Creating a Server-Side Streaming Automatic Speech Recognition (ASR) System

There is surprisingly little documented system design knowledge on the public web about designing a server-based speech recognition system.

As the MLCommons Inference Reference Benchmark owner for Automatic Speech Recognition (ASR), I would like to write something about this that others could refer to. The current MLCommons ASR inference benchmark is not reflective of industry use cases for multiple reasons right now that I won’t get into here.

It is straightforward to use a scale-out, shared-nothing CPU approach. Essentially, a reverse proxy like NGINX would assign a sticky connection based on cookie (or some sort of user ID) to a particular single-core CPU host. This CPU host would run the speech recognition model (i.e., the acoustic and language models). There would be no batching or multi-tenancy whatsoever.

It is worth noting that you may want a log-based queueing system like Kafka between the client and the ASR servers. For example, if you want to do speaker diarization, to detect who is speaking when, it is typical for a totally different model to do that. In addition, this is a safe-guard against. Finally, by saving the input audio, you can replay particular challenging inputs against your system. Be aware of GDPR complications regarding saving this user data, though.

You should also consider whether your model should output the most likely transcript, or something lower level, like a “lattice” (a compact representation of the n-best transcripts). Consider that your product is a “meeting intelligence service” that does live transcription (e.g., for hard of hearing people or those who can read better than they can hear), followed by creating a searchable index of what was said in the meeting that participants can refer back to. The searchable index requires an n-best list in order to be able to select words that are not in the best list, but perhaps in the second or third best list. You can refer to this paper to learn more. In addition, it’s common to do an offline “rescoring” of the first online output lattice to create a “better” one. I can’t find a concise definition of this, though.

Finally, the low-latency requirement of streaming speech recognition is at odds with accurate speech recognition in a very particular way. It is well known in the literature that increasing the “right context” of your acoustic model will improve its accuracy. Right context is the future audio that an acoustic model can see before it predicts what is being said right now. Concretely, a model with 100 milliseconds of right context will be able to see 100 milliseconds of audio into the future when it is predicting the grapheme, phoneme, or whatever-label-you-are-using.

By having saved the input audio via a message broker like Kafka, you can run an offline decoding process after the audio stream is closed (or after the stream has advanced more than “right context” milliseconds). Note that this basically doubles your compute requirements. Secondly, it requires you to train two models: an online model and an offline model. Your offline model better be definitely better than the online one to make this worth it!

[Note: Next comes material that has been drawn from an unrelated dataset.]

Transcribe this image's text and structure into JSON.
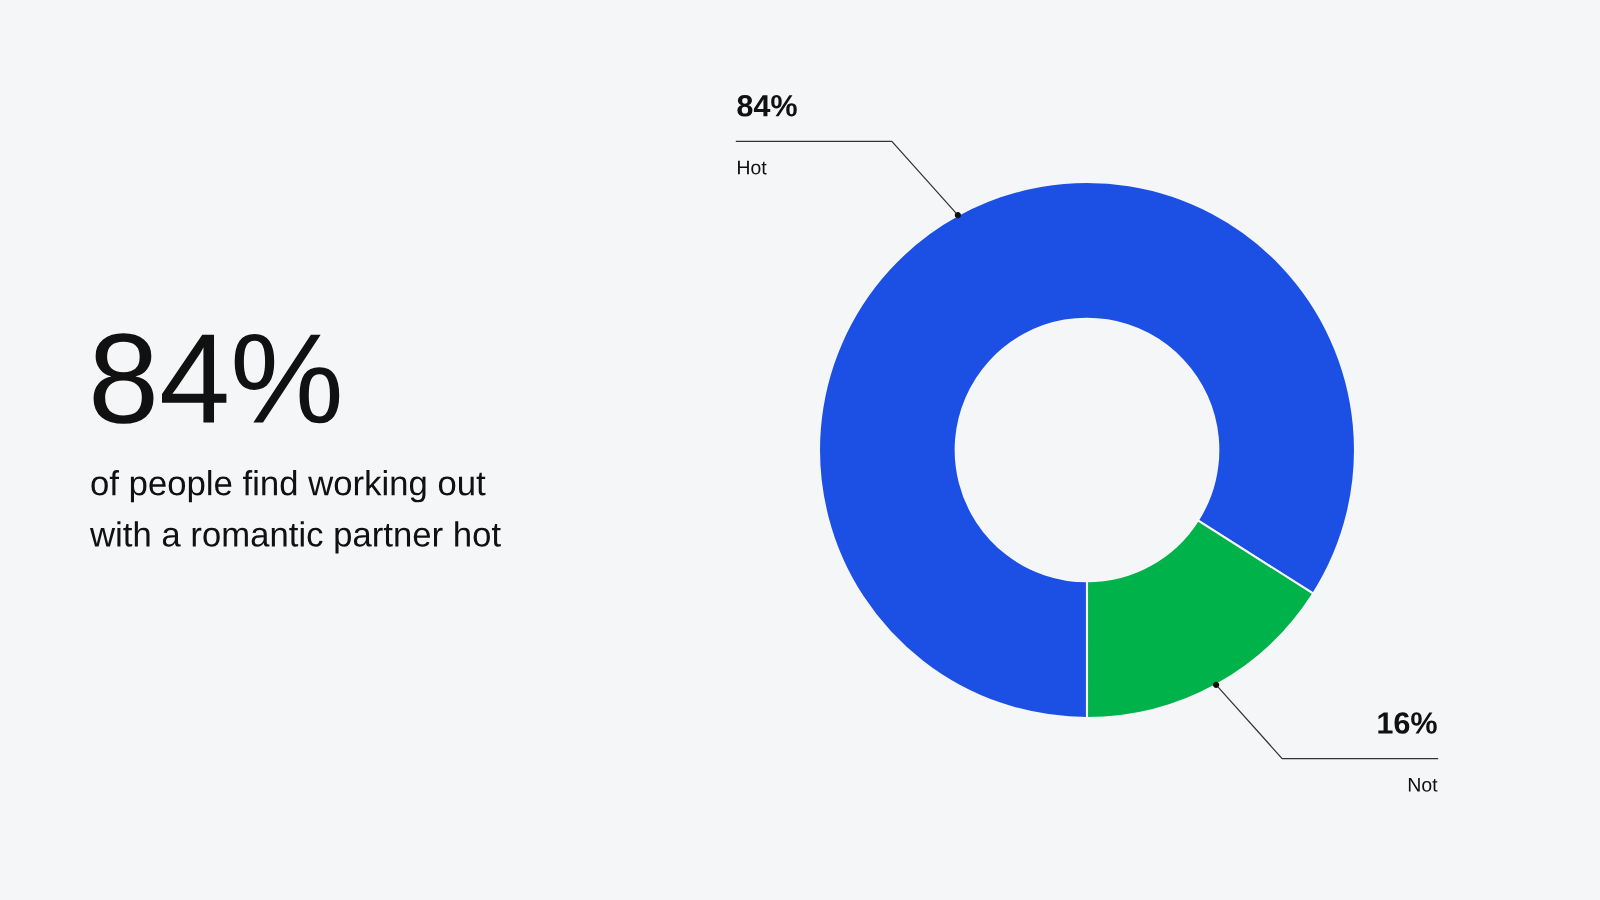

Note that taking this observation to the furthest extreme for offline-only models by using bidirectional recurrent neural networks is a pitfall. Each bidirectional RNN must process its entire input from left-to-right and right-to-left. If you have an hour-long audio, this means your input must be wholly in memory to be used. This can easily lead to out-of-memory errors, implying that malicious clients can do a denial of service attack by repeatedly sending too-large payloads. There is also next-to-no memory reuse. Finally, even if you got around all of those issues, you would have a training-inference mismatch. It is uncommon for speech recognition training samples to have a length greater than 1 minute. A “Latency-controlled Bidirectional RNN” model is designed to solve some of the problems described in this paragraph.

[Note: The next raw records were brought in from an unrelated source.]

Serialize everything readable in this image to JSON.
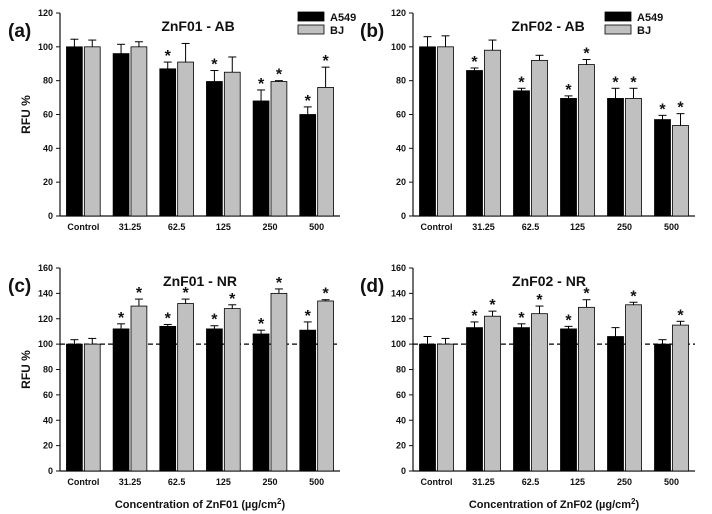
{
  "chart_data": [
    {
      "panel_label": "(a)",
      "type": "bar",
      "title": "ZnF01 - AB",
      "ylabel": "RFU %",
      "xlabel": "",
      "ylim": [
        0,
        120
      ],
      "yticks": [
        0,
        20,
        40,
        60,
        80,
        100,
        120
      ],
      "categories": [
        "Control",
        "31.25",
        "62.5",
        "125",
        "250",
        "500"
      ],
      "legend": true,
      "series": [
        {
          "name": "A549",
          "color": "#000000",
          "values": [
            100,
            96,
            87,
            79.5,
            68,
            60
          ],
          "errors": [
            4.5,
            5.5,
            4,
            6.5,
            6.5,
            4.5
          ],
          "significant": [
            false,
            false,
            true,
            true,
            true,
            true
          ]
        },
        {
          "name": "BJ",
          "color": "#c0c0c0",
          "values": [
            100,
            100,
            91,
            85,
            79.5,
            76
          ],
          "errors": [
            4,
            3,
            11,
            9,
            0.5,
            12
          ],
          "significant": [
            false,
            false,
            false,
            false,
            true,
            true
          ]
        }
      ]
    },
    {
      "panel_label": "(b)",
      "type": "bar",
      "title": "ZnF02 - AB",
      "ylabel": "",
      "xlabel": "",
      "ylim": [
        0,
        120
      ],
      "yticks": [
        0,
        20,
        40,
        60,
        80,
        100,
        120
      ],
      "categories": [
        "Control",
        "31.25",
        "62.5",
        "125",
        "250",
        "500"
      ],
      "legend": true,
      "series": [
        {
          "name": "A549",
          "color": "#000000",
          "values": [
            100,
            86,
            74,
            69.5,
            69.5,
            57
          ],
          "errors": [
            6,
            1.5,
            1.5,
            1.5,
            6,
            2.5
          ],
          "significant": [
            false,
            true,
            true,
            true,
            true,
            true
          ]
        },
        {
          "name": "BJ",
          "color": "#c0c0c0",
          "values": [
            100,
            98,
            92,
            89.5,
            69.5,
            53.5
          ],
          "errors": [
            6.5,
            6,
            3,
            3,
            6,
            7
          ],
          "significant": [
            false,
            false,
            false,
            true,
            true,
            true
          ]
        }
      ]
    },
    {
      "panel_label": "(c)",
      "type": "bar",
      "title": "ZnF01 - NR",
      "ylabel": "RFU %",
      "xlabel": "Concentration of ZnF01 (µg/cm²)",
      "ylim": [
        0,
        160
      ],
      "yticks": [
        0,
        20,
        40,
        60,
        80,
        100,
        120,
        140,
        160
      ],
      "categories": [
        "Control",
        "31.25",
        "62.5",
        "125",
        "250",
        "500"
      ],
      "legend": false,
      "reference_line": 100,
      "series": [
        {
          "name": "A549",
          "color": "#000000",
          "values": [
            100,
            112,
            114,
            112,
            108,
            111
          ],
          "errors": [
            3.5,
            4,
            1.5,
            2.5,
            3,
            6.5
          ],
          "significant": [
            false,
            true,
            true,
            true,
            true,
            true
          ]
        },
        {
          "name": "BJ",
          "color": "#c0c0c0",
          "values": [
            100,
            130,
            132,
            128,
            140,
            134
          ],
          "errors": [
            4.5,
            5.5,
            3.5,
            3,
            3.5,
            1
          ],
          "significant": [
            false,
            true,
            true,
            true,
            true,
            true
          ]
        }
      ]
    },
    {
      "panel_label": "(d)",
      "type": "bar",
      "title": "ZnF02 - NR",
      "ylabel": "",
      "xlabel": "Concentration of ZnF02 (µg/cm²)",
      "ylim": [
        0,
        160
      ],
      "yticks": [
        0,
        20,
        40,
        60,
        80,
        100,
        120,
        140,
        160
      ],
      "categories": [
        "Control",
        "31.25",
        "62.5",
        "125",
        "250",
        "500"
      ],
      "legend": false,
      "reference_line": 100,
      "series": [
        {
          "name": "A549",
          "color": "#000000",
          "values": [
            100,
            113,
            113,
            112,
            106,
            100
          ],
          "errors": [
            6,
            4.5,
            3,
            2,
            7,
            3.5
          ],
          "significant": [
            false,
            true,
            true,
            true,
            false,
            false
          ]
        },
        {
          "name": "BJ",
          "color": "#c0c0c0",
          "values": [
            100,
            122,
            124,
            129,
            131,
            115
          ],
          "errors": [
            4.5,
            4,
            6,
            6,
            2,
            3
          ],
          "significant": [
            false,
            true,
            true,
            true,
            true,
            true
          ]
        }
      ]
    }
  ],
  "significance_marker": "*",
  "colors": {
    "a549": "#000000",
    "bj": "#c0c0c0",
    "axis": "#111111",
    "background": "#ffffff"
  }
}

This is already quite long. So I’ll stop here. In the future I would like to write about:

  • Client-side considerations (hot word spotting, voice activity detection, endpointing, audio encoding codec) and implications of these decisions for the server-side.
  • The problems with the one-CPU-per-audio-stream approach. This is probably the most important one to understand for a system builder today. It motivates the usage of custom accelerators, which have their own problems. It also motivates a service-oriented architecture, which has been briefly touched upon here via the mention of Kafka and using separate offline and online decoders. For example, it is unlikely that your accelerators have implementations of decoders for the common audio codecs used by clients.

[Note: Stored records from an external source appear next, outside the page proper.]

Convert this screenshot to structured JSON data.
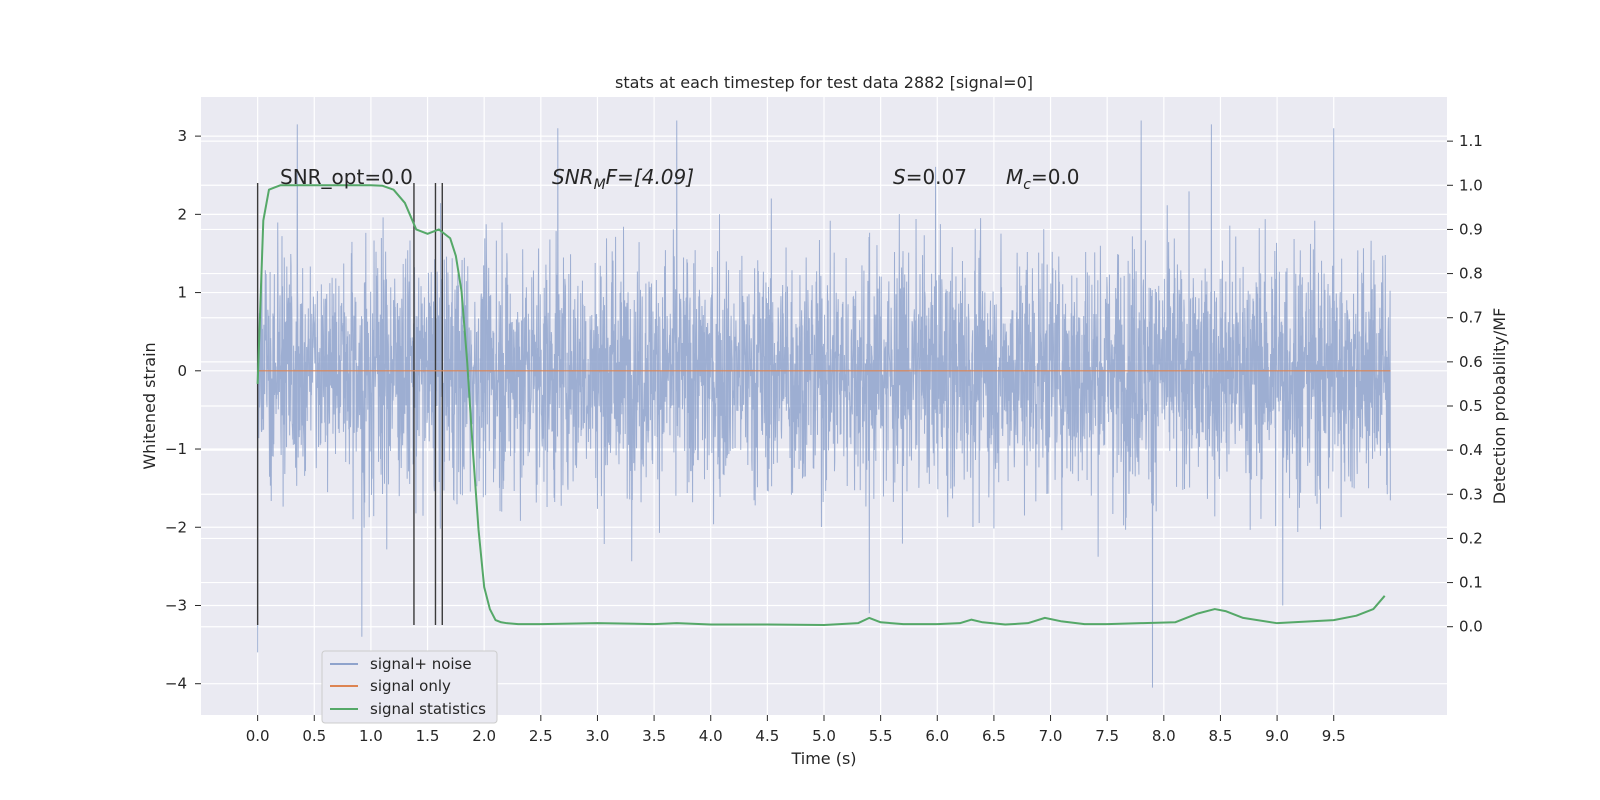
{
  "chart_data": {
    "type": "line",
    "title": "stats at each timestep for test data 2882 [signal=0]",
    "xlabel": "Time (s)",
    "ylabel": "Whitened strain",
    "y2label": "Detection probability/MF",
    "xlim": [
      -0.5,
      10.5
    ],
    "ylim": [
      -4.4,
      3.5
    ],
    "y2lim": [
      -0.2,
      1.2
    ],
    "x_ticks": [
      "0.0",
      "0.5",
      "1.0",
      "1.5",
      "2.0",
      "2.5",
      "3.0",
      "3.5",
      "4.0",
      "4.5",
      "5.0",
      "5.5",
      "6.0",
      "6.5",
      "7.0",
      "7.5",
      "8.0",
      "8.5",
      "9.0",
      "9.5"
    ],
    "y_ticks": [
      "3",
      "2",
      "1",
      "0",
      "−1",
      "−2",
      "−3",
      "−4"
    ],
    "y2_ticks": [
      "1.1",
      "1.0",
      "0.9",
      "0.8",
      "0.7",
      "0.6",
      "0.5",
      "0.4",
      "0.3",
      "0.2",
      "0.1",
      "0.0"
    ],
    "grid": true,
    "legend_position": "lower-left",
    "annotations": {
      "snr_opt": "SNR_opt=0.0",
      "snr_mf_main": "SNR",
      "snr_mf_sub": "M",
      "snr_mf_rest": "F=[4.09]",
      "s_main": "S",
      "s_rest": "=0.07",
      "mc_main": "M",
      "mc_sub": "c",
      "mc_rest": "=0.0"
    },
    "series": [
      {
        "name": "signal+ noise",
        "color": "#8fa3cc",
        "x_range": [
          0.0,
          10.0
        ],
        "typical_range": [
          -1.6,
          1.6
        ],
        "extremes": [
          [
            0.0,
            -3.6
          ],
          [
            0.35,
            3.15
          ],
          [
            0.92,
            -3.4
          ],
          [
            2.65,
            3.1
          ],
          [
            3.7,
            3.2
          ],
          [
            5.4,
            -3.1
          ],
          [
            7.8,
            3.2
          ],
          [
            7.9,
            -4.05
          ],
          [
            8.42,
            3.15
          ],
          [
            9.5,
            3.1
          ],
          [
            9.05,
            -3.0
          ]
        ]
      },
      {
        "name": "signal only",
        "color": "#dd8452",
        "x": [
          0.0,
          10.0
        ],
        "y": [
          0.0,
          0.0
        ]
      },
      {
        "name": "signal statistics",
        "color": "#55a868",
        "axis": "right",
        "x": [
          0.0,
          0.05,
          0.1,
          0.15,
          0.2,
          0.3,
          0.5,
          0.8,
          1.0,
          1.1,
          1.2,
          1.3,
          1.4,
          1.5,
          1.6,
          1.7,
          1.75,
          1.8,
          1.85,
          1.9,
          1.95,
          2.0,
          2.05,
          2.1,
          2.15,
          2.2,
          2.3,
          2.5,
          3.0,
          3.5,
          3.7,
          4.0,
          4.5,
          5.0,
          5.3,
          5.4,
          5.5,
          5.7,
          6.0,
          6.2,
          6.3,
          6.4,
          6.6,
          6.8,
          6.95,
          7.1,
          7.3,
          7.5,
          7.8,
          8.1,
          8.3,
          8.45,
          8.55,
          8.7,
          9.0,
          9.5,
          9.7,
          9.85,
          9.95
        ],
        "y": [
          0.55,
          0.92,
          0.99,
          0.995,
          1.0,
          1.0,
          1.0,
          1.0,
          1.0,
          0.999,
          0.99,
          0.96,
          0.9,
          0.89,
          0.9,
          0.88,
          0.84,
          0.76,
          0.6,
          0.4,
          0.22,
          0.09,
          0.04,
          0.015,
          0.01,
          0.008,
          0.006,
          0.006,
          0.008,
          0.006,
          0.008,
          0.005,
          0.005,
          0.004,
          0.008,
          0.02,
          0.01,
          0.006,
          0.006,
          0.008,
          0.016,
          0.01,
          0.005,
          0.008,
          0.02,
          0.012,
          0.006,
          0.006,
          0.008,
          0.01,
          0.03,
          0.04,
          0.035,
          0.02,
          0.008,
          0.015,
          0.025,
          0.04,
          0.07
        ]
      }
    ],
    "vertical_markers": [
      {
        "x": 0.0,
        "y_top": 2.4,
        "y_bottom": -3.25
      },
      {
        "x": 1.38,
        "y_top": 2.4,
        "y_bottom": -3.25
      },
      {
        "x": 1.57,
        "y_top": 2.4,
        "y_bottom": -3.25
      },
      {
        "x": 1.63,
        "y_top": 2.4,
        "y_bottom": -3.25
      }
    ]
  }
}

Random notes I may move to a differnet post:

Model considerations

It is reasonable to expect that you would use a neural network at this point for automatic speech recognition, at least for the acoustic model.

It is important to add that the featurization of the audio waveform to your neural network model’s graph to minimize chances of training-inference mismatch. In fact, it’s reasonable that you may want to convert the FFT used in featurization to a DFT, since you can reuse matrix-vector kernels this way (to reduce code space of your binary). If you work at Google and are unfortunately required to use a TPU, you basically need to use a DFT instead of an FFT since the TPU’s VLIW processor is not very fast relative to the systolic array processor.

For the MLCommons inference benchmark, we found that the hidden state of the LSTMs in RNN-T seemed to increase in magnitude as the RNN’s sequence went up. This didn’t matter for the v0.7 inference benchmark, where each piece of audio was at most 15 seconds long. However, it could cause a training-inference mismatch, since in practice your audio sequences may be much longer Reference this issue. This is one argument in favor of convolution-based speech recognition architectures. Because they have a fixed context window, they can’t have exploding hidden states in the way an LSTM can.